Cet article est une tribune, rédigée par un auteur extérieur
au journal et dont le point de vue n’engage pas la rédaction.
Le jugement rendu le 31 mars dernier par la 11e chambre du tribunal correctionnel de Paris aura donné lieu à un incroyable déferlement de fiel. Haine de la justice, des magistrats qui l’exercent et, évidemment, de la séparation des pouvoirs qui garantit son indépendance.
Pourtant, que s’est-il passé ? Quelle forfaiture le corps judiciaire a-t-il commise ? De quelle prévarication s’est-il rendu coupable ? Quel crime odieux souille encore une fois son action ? La réponse à ces indécentes interrogations est confondante de simplicité : il a rendu un jugement au nom du peuple français et conformément à la loi, au terme d’un délibéré ayant lui-même succédé à un débat contradictoire de plusieurs semaines durant lequel toutes les parties ont pu s’exprimer librement. Pour cela, il doit subir les horions de condamnés n’hésitant pas à utiliser leurs fonctions publiques électives et leur puissance médiatique pour jeter le discrédit sur leurs juges et les taxer de toutes les partialités et de toutes les perfidies.

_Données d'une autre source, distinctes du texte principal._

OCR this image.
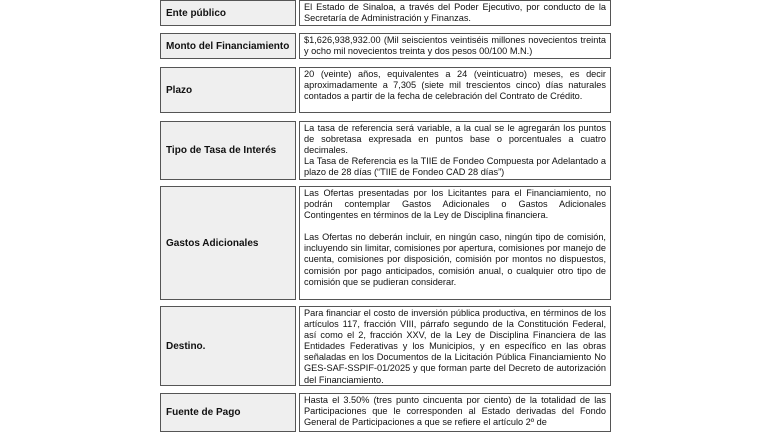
Ente público

El Estado de Sinaloa, a través del Poder Ejecutivo, por conducto de la Secretaría de Administración y Finanzas.

Monto del Financiamiento

$1,626,938,932.00 (Mil seiscientos veintiséis millones novecientos treinta y ocho mil novecientos treinta y dos pesos 00/100 M.N.)

Plazo

20 (veinte) años, equivalentes a 24 (veinticuatro) meses, es decir aproximadamente a 7,305 (siete mil trescientos cinco) días naturales contados a partir de la fecha de celebración del Contrato de Crédito.

Tipo de Tasa de Interés

La tasa de referencia será variable, a la cual se le agregarán los puntos de sobretasa expresada en puntos base o porcentuales a cuatro decimales.

La Tasa de Referencia es la TIIE de Fondeo Compuesta por Adelantado a plazo de 28 días (“TIIE de Fondeo CAD 28 días”)

Gastos Adicionales

Las Ofertas presentadas por los Licitantes para el Financiamiento, no podrán contemplar Gastos Adicionales o Gastos Adicionales Contingentes en términos de la Ley de Disciplina financiera.

Las Ofertas no deberán incluir, en ningún caso, ningún tipo de comisión, incluyendo sin limitar, comisiones por apertura, comisiones por manejo de cuenta, comisiones por disposición, comisión por montos no dispuestos, comisión por pago anticipados, comisión anual, o cualquier otro tipo de comisión que se pudieran considerar.

Destino.

Para financiar el costo de inversión pública productiva, en términos de los artículos 117, fracción VIII, párrafo segundo de la Constitución Federal, así como el 2, fracción XXV, de la Ley de Disciplina Financiera de las Entidades Federativas y los Municipios, y en específico en las obras señaladas en los Documentos de la Licitación Pública Financiamiento No GES-SAF-SSPIF-01/2025 y que forman parte del Decreto de autorización del Financiamiento.

Fuente de Pago

Hasta el 3.50% (tres punto cincuenta por ciento) de la totalidad de las Participaciones que le corresponden al Estado derivadas del Fondo General de Participaciones a que se refiere el artículo 2º de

De nos jours et il faut en être instruit, la critique d’une décision de justice ne s’opère donc plus par l’usage des voies de recours légalement tracées. Ces temps où la démocratie française était empreinte d’un respect intangible des institutions républicaines sont aujourd’hui révolus. On en appelle dorénavant au peuple souverain pour tenter d’anéantir un acte juridictionnel. La justice du peuple serait la seule qui vaille, infaillible et immaculée. Elle disposerait de toutes les compétences, de toutes les sagesses et serait maîtresse des équilibres et de l’impartialité.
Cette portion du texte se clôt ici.